Suitable environment

Possibly for evolutionary reasons, being out of step with people perceived as being significant is very difficult for human beings. Therefore, if one wishes to promote thoughtful, truth-seeking behaviour, one has to design an environment to eradicate the subtle and not-so-subtle pressures to conform.

This is true of all aspects of the democratic process. However, politicians sometimes find it very hard to cope with the idea that people should be facilitated to think.

For example, the original 1998 Referendum Act which instituted the Referendum Commission was exemplary. It had three functions, of which two survived for a very short time.

The three original functions were: to prepare and publicise a statement informing citizens what the proposed constitutional change entailed; to prepare and publicise a statement setting out the arguments for and against the proposal, based on submissions solicited from members of the public; and to foster and facilitate public debate and discussion on the proposal.

In a typical Bertie Ahern stroke, crippling amendments to the commission’s functions were rammed through immediately before the Oireachtas rose for the Christmas holidays in December 2001.

Opposition politicians in Fine Gael were vocal in their condemnation, accusing Ahern of trying to ensure that the 2002 abortion referendum would be passed, but many others recognised that the major aim was to pass the second Nice Treaty referendum.

Confidence has to be low in the will of politicians to implement proposals which could weaken their control

The legal requirement to present both sides of the argument and to foster and facilitate public debate were removed, to be replaced with an obligation to encourage voter participation and to prepare a general statement on whatever proposal was being discussed.

The existence of the commission came about as a response to a Supreme Court decision, known as the McKenna judgment. Patricia McKenna firmly believed in fairness and took a case to prevent the government spending public money on one side of a referendum only.

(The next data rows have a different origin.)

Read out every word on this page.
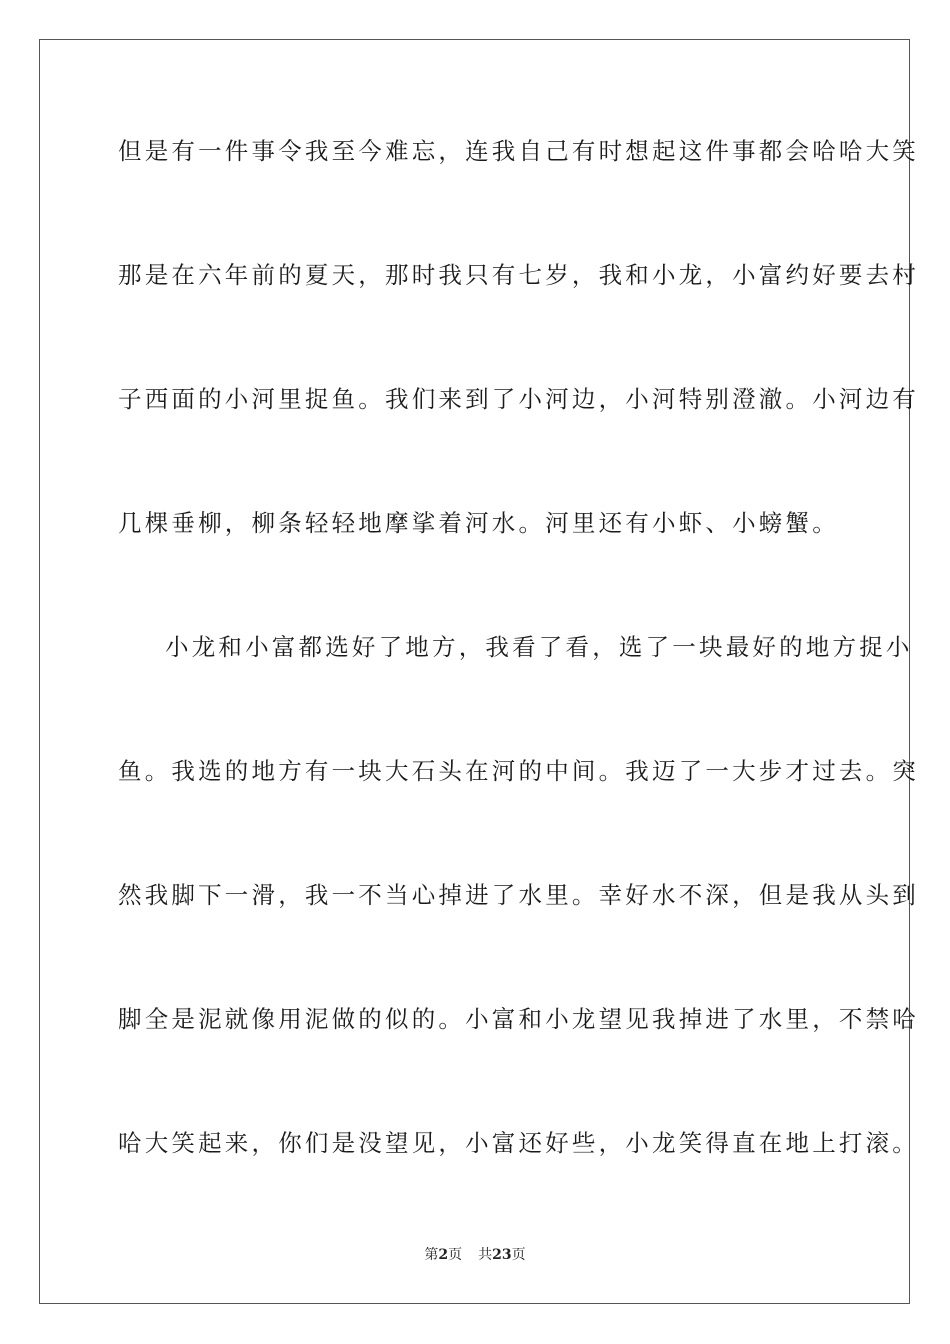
但是有一件事令我至今难忘，连我自己有时想起这件事都会哈哈大笑
那是在六年前的夏天，那时我只有七岁，我和小龙，小富约好要去村
子西面的小河里捉鱼。我们来到了小河边，小河特别澄澈。小河边有
几棵垂柳，柳条轻轻地摩挲着河水。河里还有小虾、小螃蟹。
小龙和小富都选好了地方，我看了看，选了一块最好的地方捉小
鱼。我选的地方有一块大石头在河的中间。我迈了一大步才过去。突
然我脚下一滑，我一不当心掉进了水里。幸好水不深，但是我从头到
脚全是泥就像用泥做的似的。小富和小龙望见我掉进了水里，不禁哈
哈大笑起来，你们是没望见，小富还好些，小龙笑得直在地上打滚。
第2页 共23页
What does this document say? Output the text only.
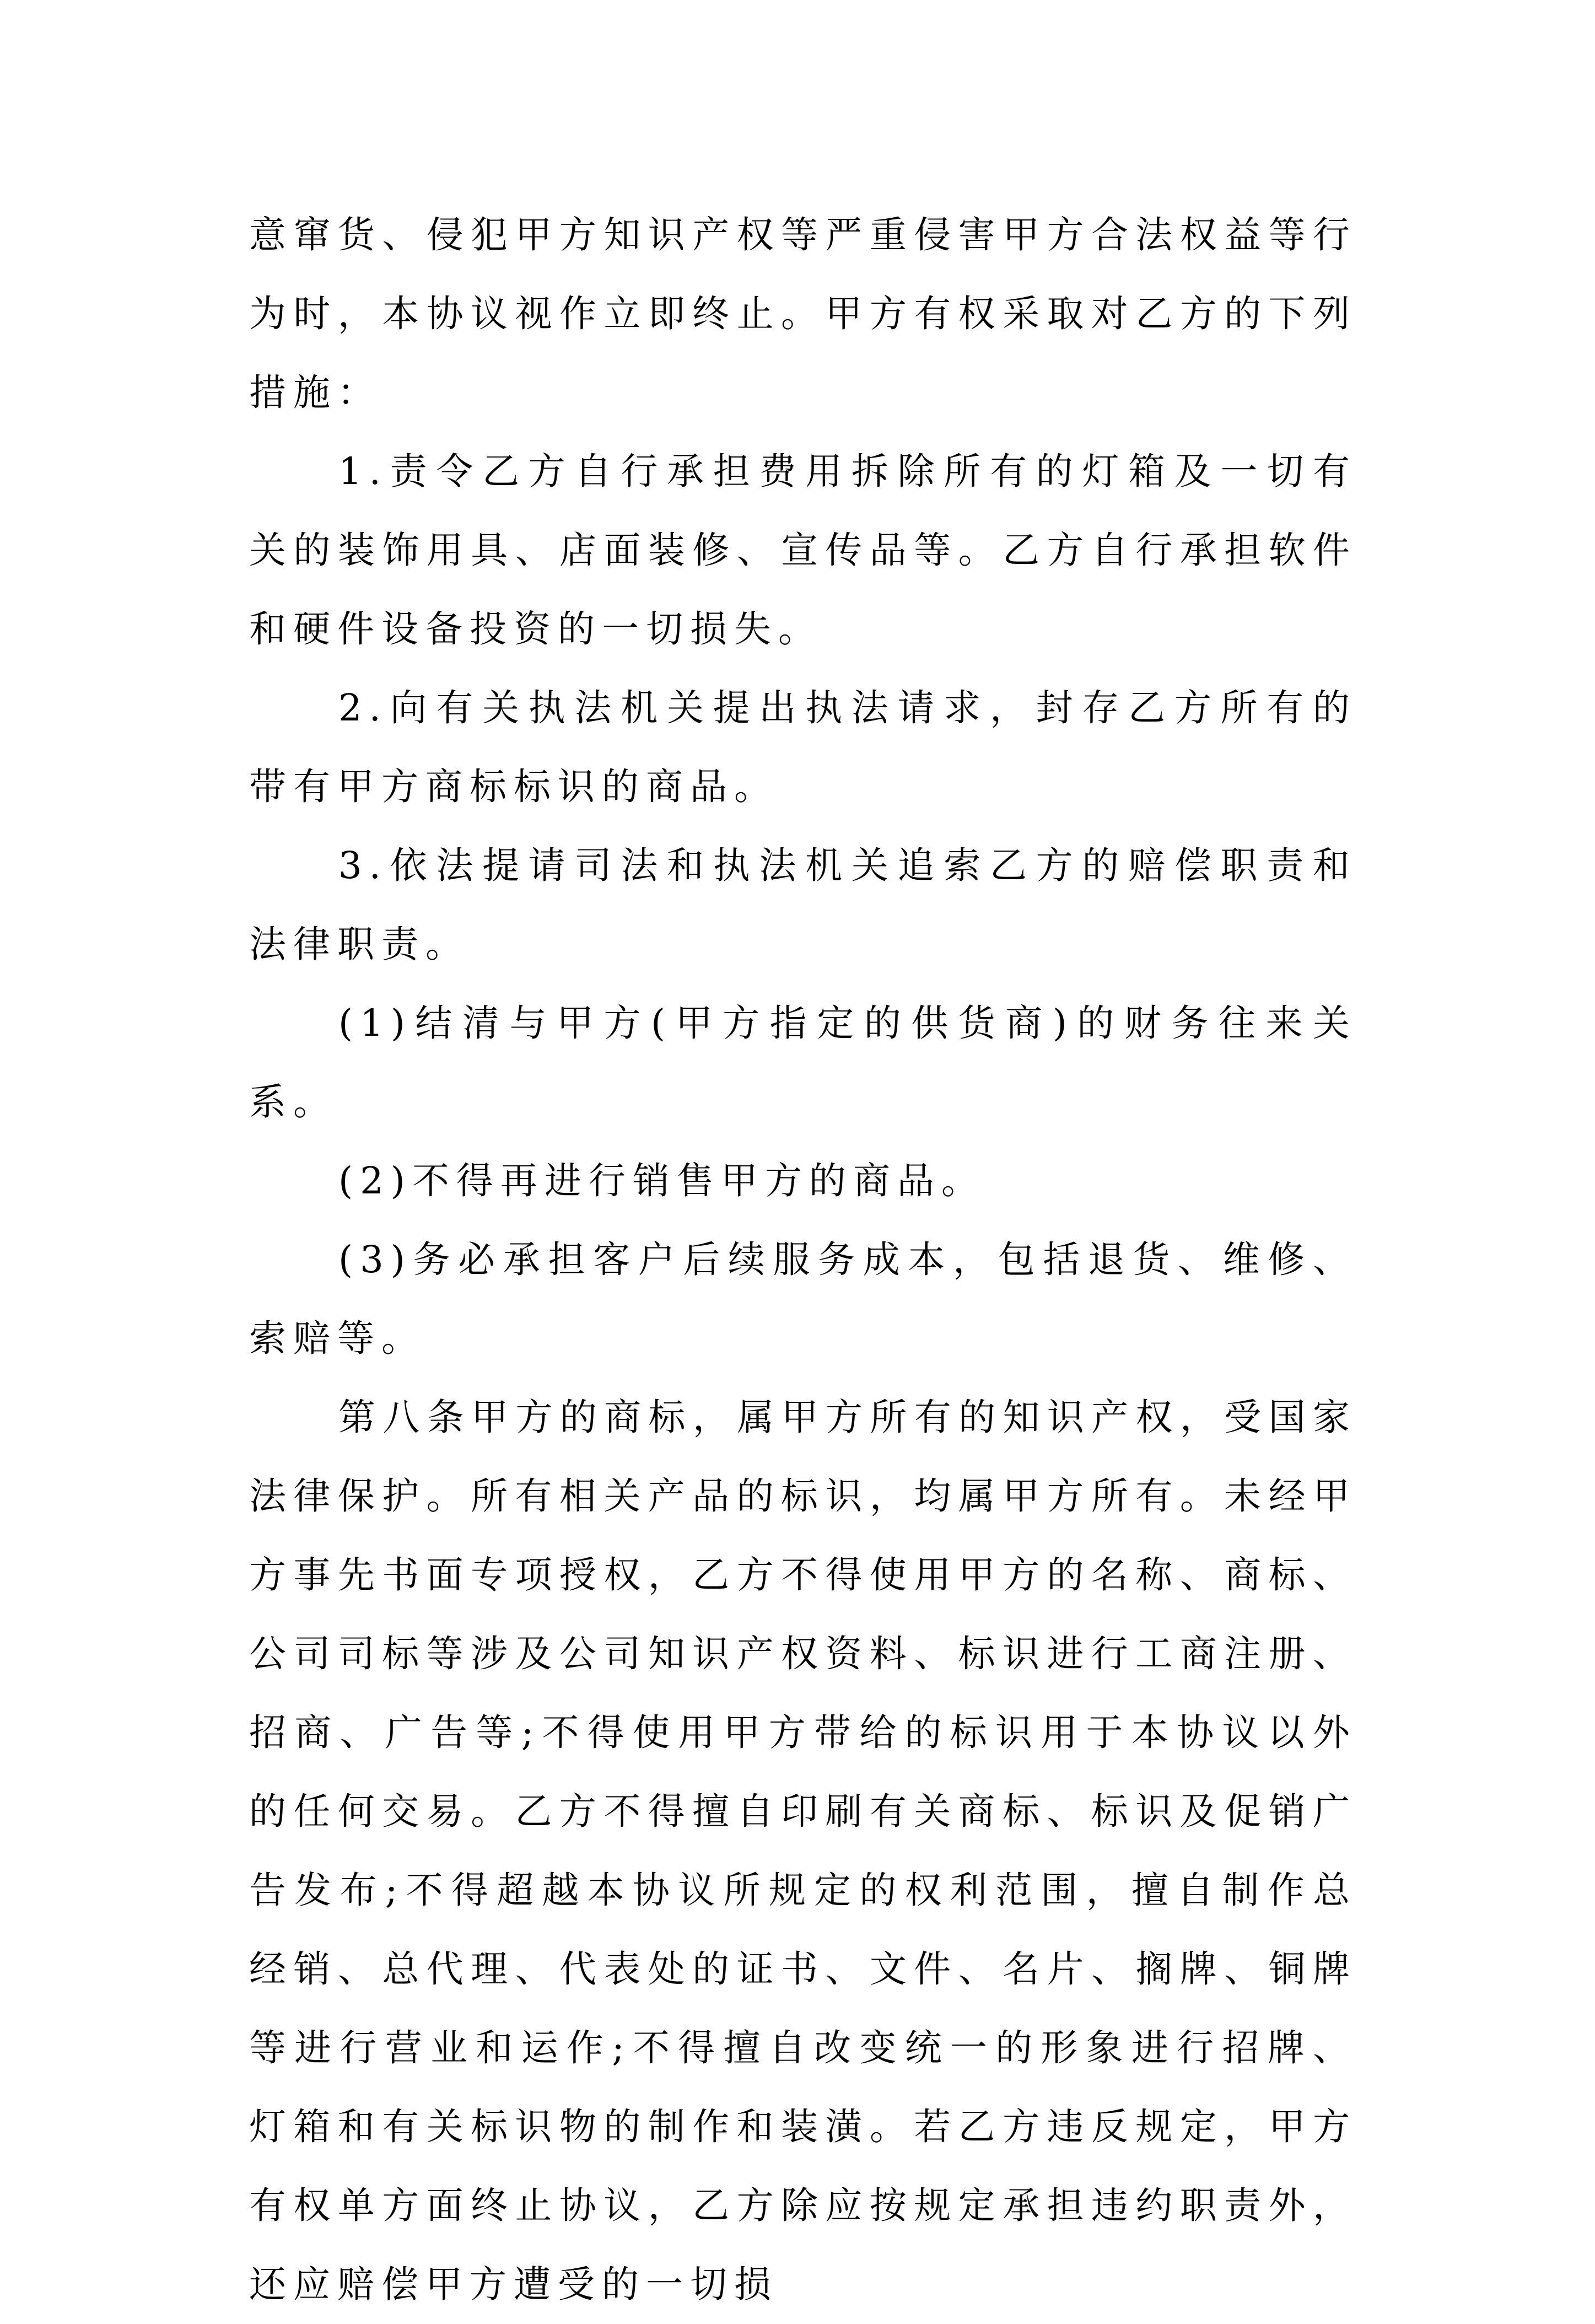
意窜货、侵犯甲方知识产权等严重侵害甲方合法权益等行为时，本协议视作立即终止。甲方有权采取对乙方的下列措施：

1.责令乙方自行承担费用拆除所有的灯箱及一切有关的装饰用具、店面装修、宣传品等。乙方自行承担软件和硬件设备投资的一切损失。

2.向有关执法机关提出执法请求，封存乙方所有的带有甲方商标标识的商品。

3.依法提请司法和执法机关追索乙方的赔偿职责和法律职责。

(1)结清与甲方(甲方指定的供货商)的财务往来关系。

(2)不得再进行销售甲方的商品。

(3)务必承担客户后续服务成本，包括退货、维修、索赔等。

第八条甲方的商标，属甲方所有的知识产权，受国家法律保护。所有相关产品的标识，均属甲方所有。未经甲方事先书面专项授权，乙方不得使用甲方的名称、商标、公司司标等涉及公司知识产权资料、标识进行工商注册、招商、广告等;不得使用甲方带给的标识用于本协议以外的任何交易。乙方不得擅自印刷有关商标、标识及促销广告发布;不得超越本协议所规定的权利范围，擅自制作总经销、总代理、代表处的证书、文件、名片、搁牌、铜牌等进行营业和运作;不得擅自改变统一的形象进行招牌、灯箱和有关标识物的制作和装潢。若乙方违反规定，甲方有权单方面终止协议，乙方除应按规定承担违约职责外，还应赔偿甲方遭受的一切损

She did so in the context of the 1995 divorce referendum, even though she was completely in favour of divorce being introduced. She belongs to a tiny cohort of public-spirited people, such as Raymond Crotty and Anthony Coughlan, people devoted to principles of fairness and willing to take substantial risks to improve our democratic process.

Threat to democracy

We live in an age when democracy is seriously under threat, not least because the impact of foreign funding, not to mention Google and Facebook’s algorithms that imprison us in ideological bubbles.

The chairman of the UK electoral commission, Sir John Holmes, recently described what he called “a perfect storm” of threats to electoral integrity, including the possibility of illegal outside interference and the impact of social media.

Note that the UK has an electoral commission, including a permanent referendum commission, even though UK referendums do not have the same legislative force as they have in Ireland.

The UK referendum commission produces materials setting out the positions of those proposing both yes and no, and also disburses substantial funding to umbrella organisations on each side.

By contrast, Ireland’s much-weakened Referendum Commission is convened only on an ad-hoc basis, which successive chairs of the body have complained about because it makes their work almost impossible.

If, after its deliberations, the Citizens’ Assembly proposed a genuinely independent and balanced permanent referendum commission with substantial funding and the power to take part in innovative public awareness campaigns, it would truly be doing the State some service.

However, confidence has to be low in the will of politicians to implement any Citizens’ Assembly proposals which they would perceive as weakening their control of the decision-making process.

There would always be the danger that even if the original functions of the Referendum Commission were restored in a new permanent form, it would be stuffed with “right-thinking” appointees, which would be more perilous than the current highly unsatisfactory situation.